T. Steyn and his family. Once the Boer War broke out, Muller set up an
elaborate operation in the Hague to support the cause of the war for the
Orange Free State. He mobilized public support in the Netherlands, Germany,
the United States and organized public gatherings. Through his many contacts
with the European press - Muller saw to it that the Boer cause was
extensively covered in the newspapers. His office in The Hague was the hub
of diplomatic and consular activity in this period, with several secretaries
working continuously on the gathering of information and dealing with
correspondence. In 1901 Muller travelled to the United States to mobilize
support from President Theodore Roosevelt on behalf of the women and
children in the British concentration camps.
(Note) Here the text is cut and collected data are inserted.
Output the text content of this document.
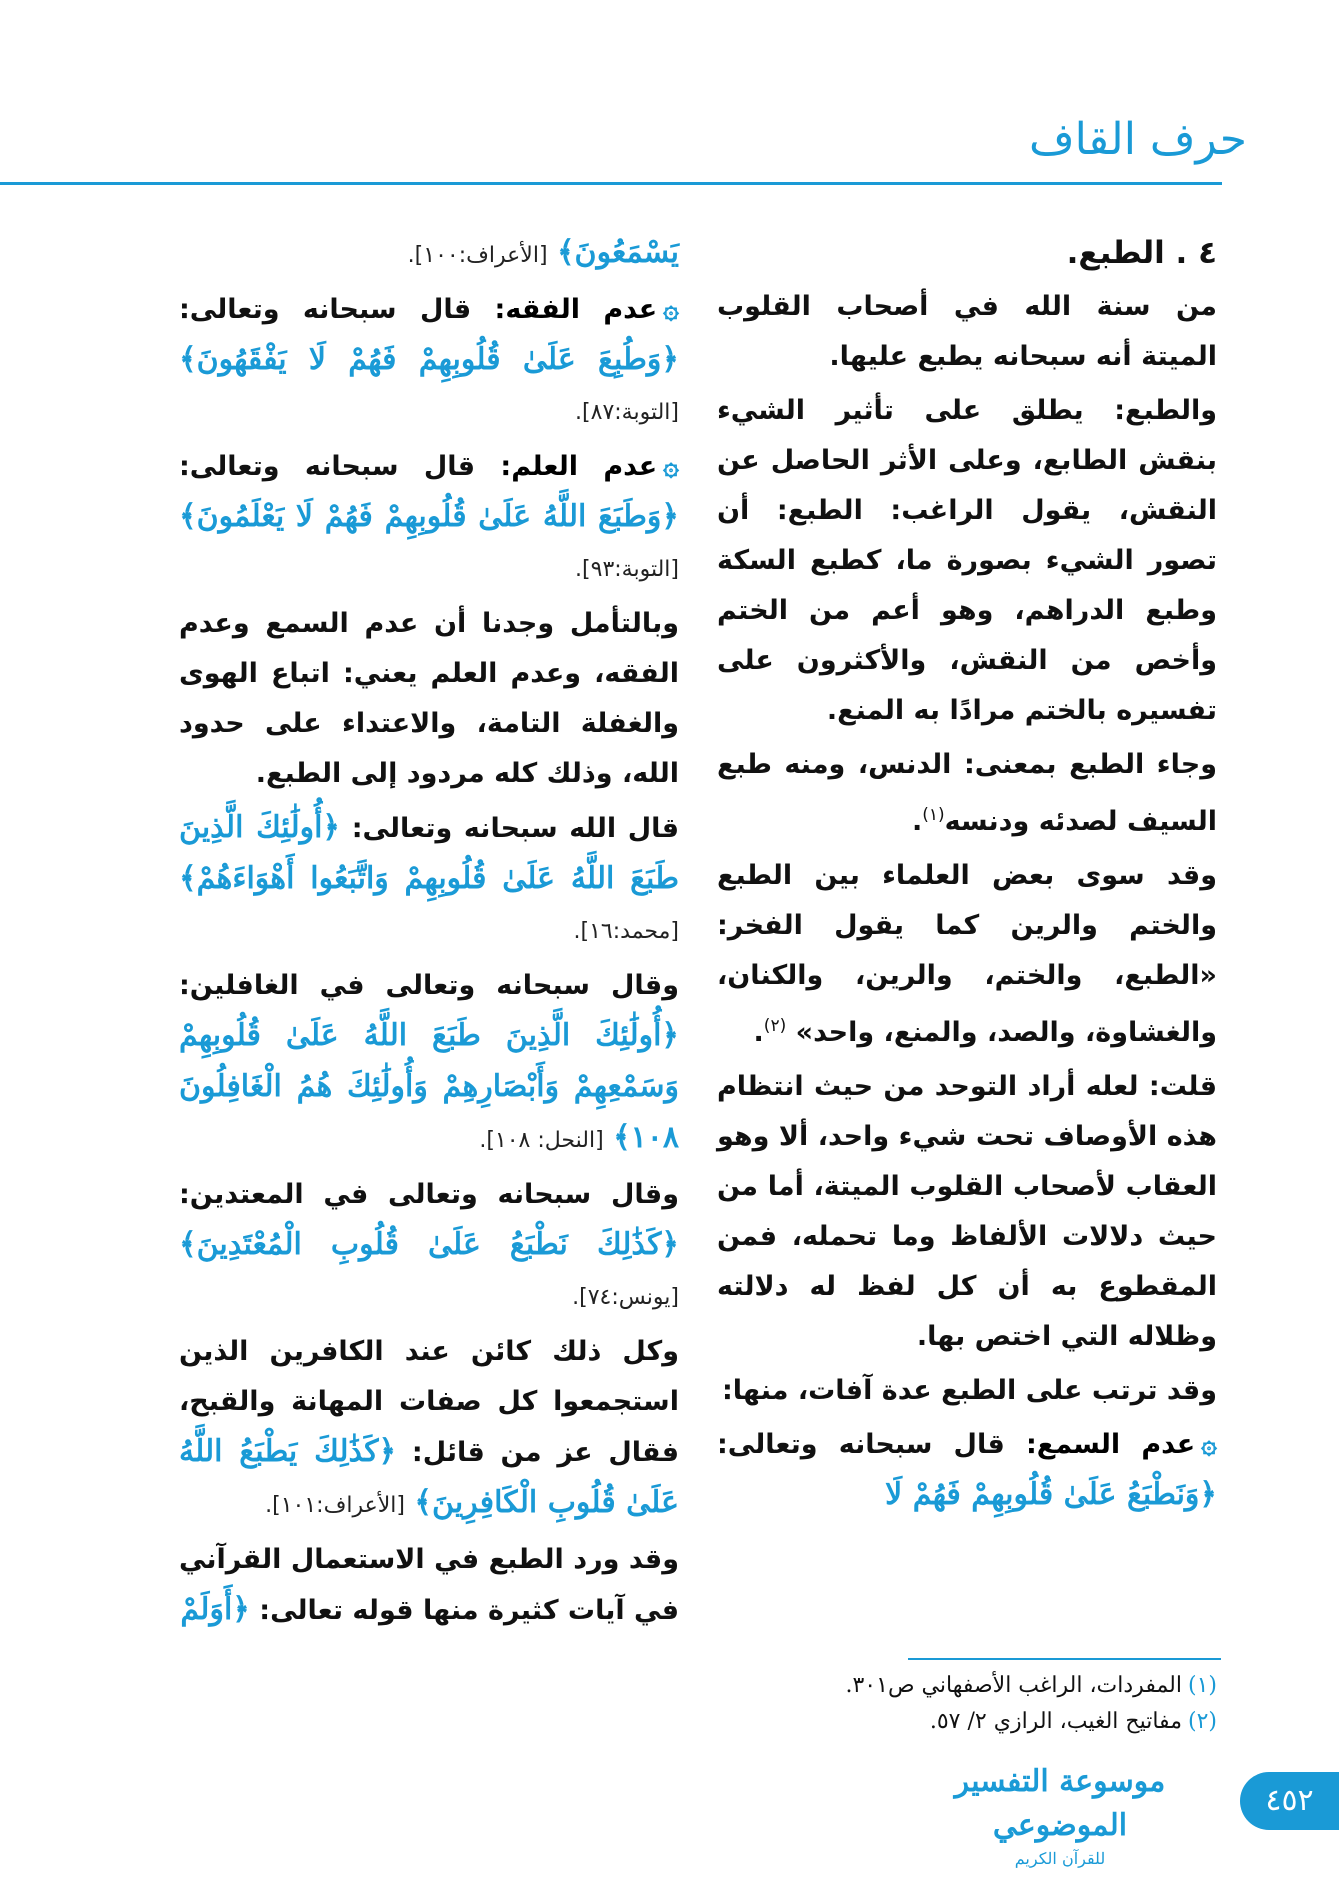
حرف القاف

٤ . الطبع.

من سنة الله في أصحاب القلوب الميتة أنه سبحانه يطبع عليها.

والطبع: يطلق على تأثير الشيء بنقش الطابع، وعلى الأثر الحاصل عن النقش، يقول الراغب: الطبع: أن تصور الشيء بصورة ما، كطبع السكة وطبع الدراهم، وهو أعم من الختم وأخص من النقش، والأكثرون على تفسيره بالختم مرادًا به المنع.

وجاء الطبع بمعنى: الدنس، ومنه طبع السيف لصدئه ودنسه$^{(١)}$.

وقد سوى بعض العلماء بين الطبع والختم والرين كما يقول الفخر: «الطبع، والختم، والرين، والكنان، والغشاوة، والصد، والمنع، واحد» $^{(٢)}$.

قلت: لعله أراد التوحد من حيث انتظام هذه الأوصاف تحت شيء واحد، ألا وهو العقاب لأصحاب القلوب الميتة، أما من حيث دلالات الألفاظ وما تحمله، فمن المقطوع به أن كل لفظ له دلالته وظلاله التي اختص بها.

وقد ترتب على الطبع عدة آفات، منها:

۞عدم السمع: قال سبحانه وتعالى: ﴿وَنَطْبَعُ عَلَىٰ قُلُوبِهِمْ فَهُمْ لَا

يَسْمَعُونَ﴾ [الأعراف:١٠٠].

۞عدم الفقه: قال سبحانه وتعالى: ﴿وَطُبِعَ عَلَىٰ قُلُوبِهِمْ فَهُمْ لَا يَفْقَهُونَ﴾ [التوبة:٨٧].

۞عدم العلم: قال سبحانه وتعالى: ﴿وَطَبَعَ اللَّهُ عَلَىٰ قُلُوبِهِمْ فَهُمْ لَا يَعْلَمُونَ﴾ [التوبة:٩٣].

وبالتأمل وجدنا أن عدم السمع وعدم الفقه، وعدم العلم يعني: اتباع الهوى والغفلة التامة، والاعتداء على حدود الله، وذلك كله مردود إلى الطبع.

قال الله سبحانه وتعالى: ﴿أُولَٰئِكَ الَّذِينَ طَبَعَ اللَّهُ عَلَىٰ قُلُوبِهِمْ وَاتَّبَعُوا أَهْوَاءَهُمْ﴾ [محمد:١٦].

وقال سبحانه وتعالى في الغافلين: ﴿أُولَٰئِكَ الَّذِينَ طَبَعَ اللَّهُ عَلَىٰ قُلُوبِهِمْ وَسَمْعِهِمْ وَأَبْصَارِهِمْ وَأُولَٰئِكَ هُمُ الْغَافِلُونَ ١٠٨﴾ [النحل: ١٠٨].

وقال سبحانه وتعالى في المعتدين: ﴿كَذَٰلِكَ نَطْبَعُ عَلَىٰ قُلُوبِ الْمُعْتَدِينَ﴾ [يونس:٧٤].

وكل ذلك كائن عند الكافرين الذين استجمعوا كل صفات المهانة والقبح، فقال عز من قائل: ﴿كَذَٰلِكَ يَطْبَعُ اللَّهُ عَلَىٰ قُلُوبِ الْكَافِرِينَ﴾ [الأعراف:١٠١].

وقد ورد الطبع في الاستعمال القرآني في آيات كثيرة منها قوله تعالى: ﴿أَوَلَمْ

(١)المفردات، الراغب الأصفهاني ص٣٠١.
(٢)مفاتيح الغيب، الرازي ٢/ ٥٧.
موسوعة التفسير الموضوعي
للقرآن الكريم
٤٥٢
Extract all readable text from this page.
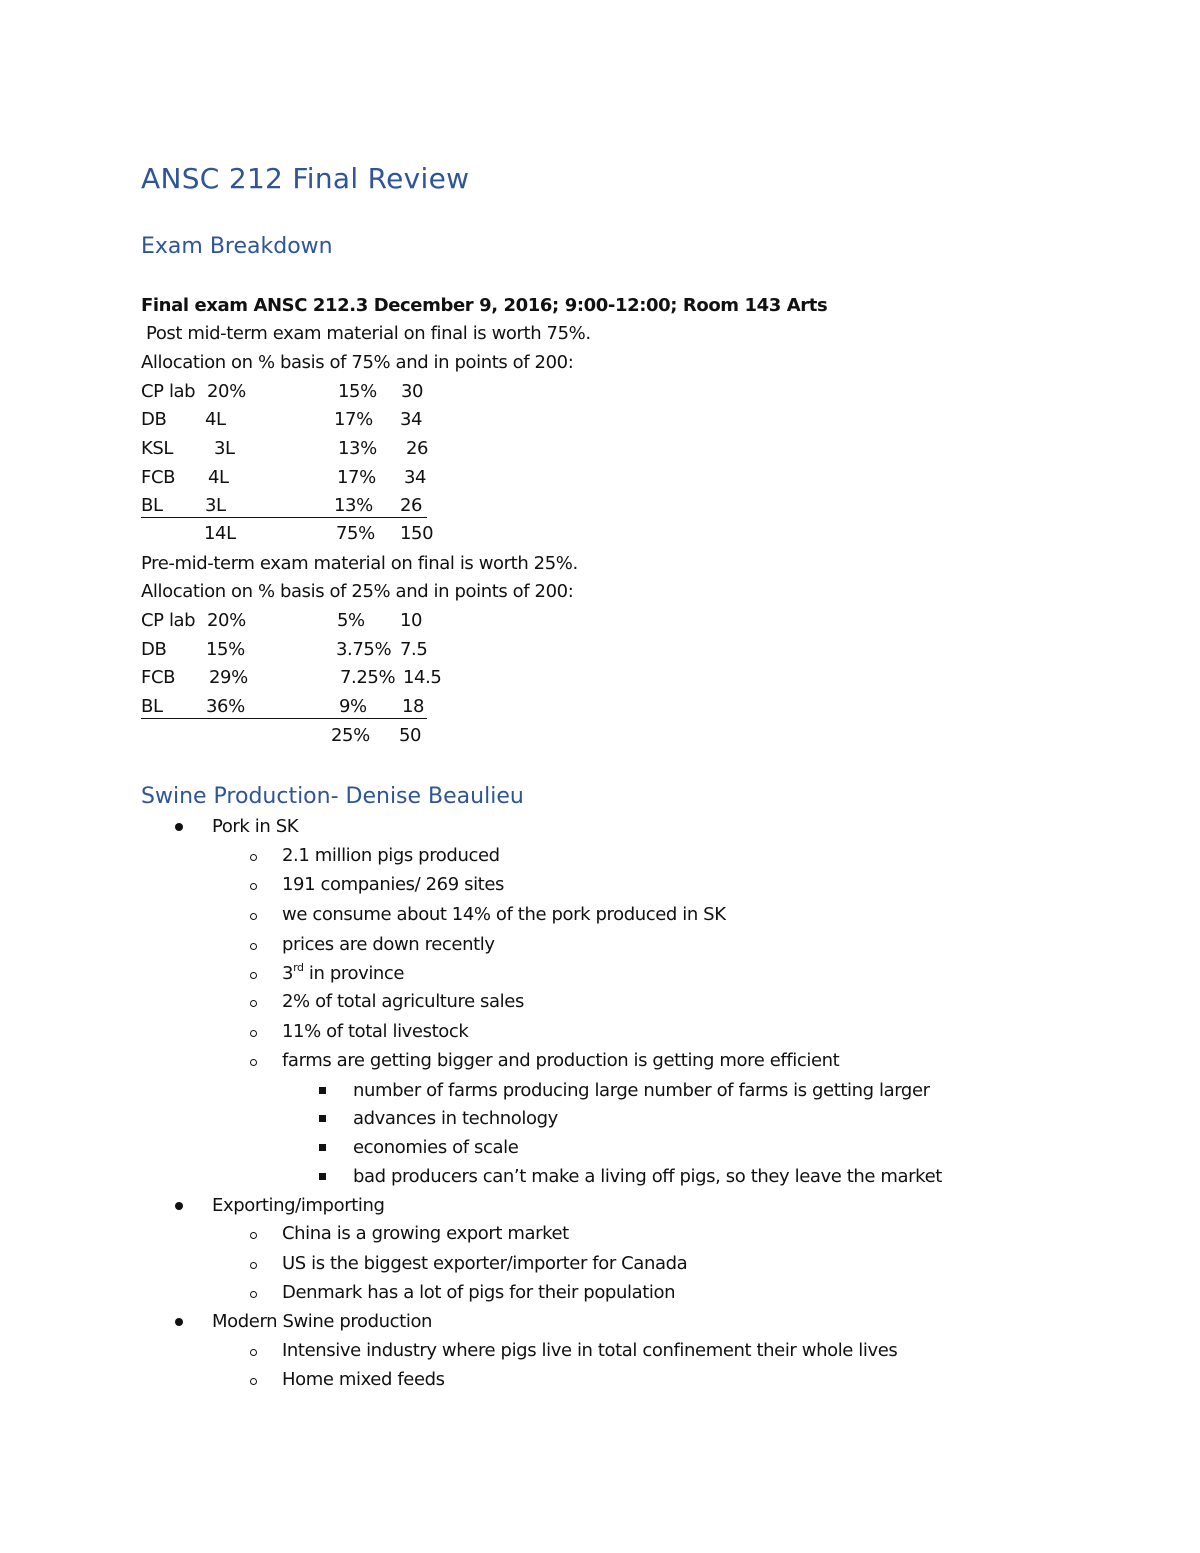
ANSC 212 Final Review
Exam Breakdown
Final exam ANSC 212.3 December 9, 2016; 9:00-12:00; Room 143 Arts
Post mid-term exam material on final is worth 75%.
Allocation on % basis of 75% and in points of 200:
CP lab 20%	15% 30
DB 4L	17% 34
KSL 3L	13% 26
FCB 4L	17% 34
BL 3L	13% 26
14L	75% 150
Pre-mid-term exam material on final is worth 25%.
Allocation on % basis of 25% and in points of 200:
CP lab 20%	5% 10
DB 15%	3.75% 7.5
FCB 29%	7.25% 14.5
BL 36%	9% 18
25% 50
Swine Production- Denise Beaulieu
Pork in SK
2.1 million pigs produced
191 companies/ 269 sites
we consume about 14% of the pork produced in SK
prices are down recently
3rd in province
2% of total agriculture sales
11% of total livestock
farms are getting bigger and production is getting more efficient
number of farms producing large number of farms is getting larger
advances in technology
economies of scale
bad producers can’t make a living off pigs, so they leave the market
Exporting/importing
China is a growing export market
US is the biggest exporter/importer for Canada
Denmark has a lot of pigs for their population
Modern Swine production
Intensive industry where pigs live in total confinement their whole lives
Home mixed feeds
From 1904 he supported
the Steyn family while they were in Europe for the President’s recovery of a
debilitating illness.
Between
1907 and 1909 Muller travelled through Asia, a journey that produced several
books and articles, including a two-part report of his travels. Muller also
published a scientific source publication on Cambodia and the earliest Dutch
presence in French Indochina. The French government rewarded him for it with
a knighthood in the Légion d'Honneur for the latter. The French colony Annam
made Muller a knight in the Order of the Dragon for his contributions to the
history of Vietnam. This Asian trip was comprehensive. He visited British
India and Ceylon, Burma, Malaysia and the Philippines and French Indochina,
travelled extensively through the Dutch East Indies, and returned via Japan,
Korea - where he had an audience with the last Korean emperor, Manchuria,
China, and Siberia. Muller's visit to Japan triggered a lively interest in
Holland and its economic development potential. Muller was well respected
for his lifetime work and extensively decorated by almost all the countries
he worked for or in, in many cases with the highest distinction. He was made
a Knight Grand Cross in military and civilian orders of Portugal, Liberia,
Romania, Bulgaria, Serbia, Czechoslovakia and the Netherlands, was commander
of the French Legion of Honour, and knight in orders of Liberia, Annam and
the Netherlands. In South Africa, his bust was placed in the University of
the Free State and Bloemfontein named a street after him.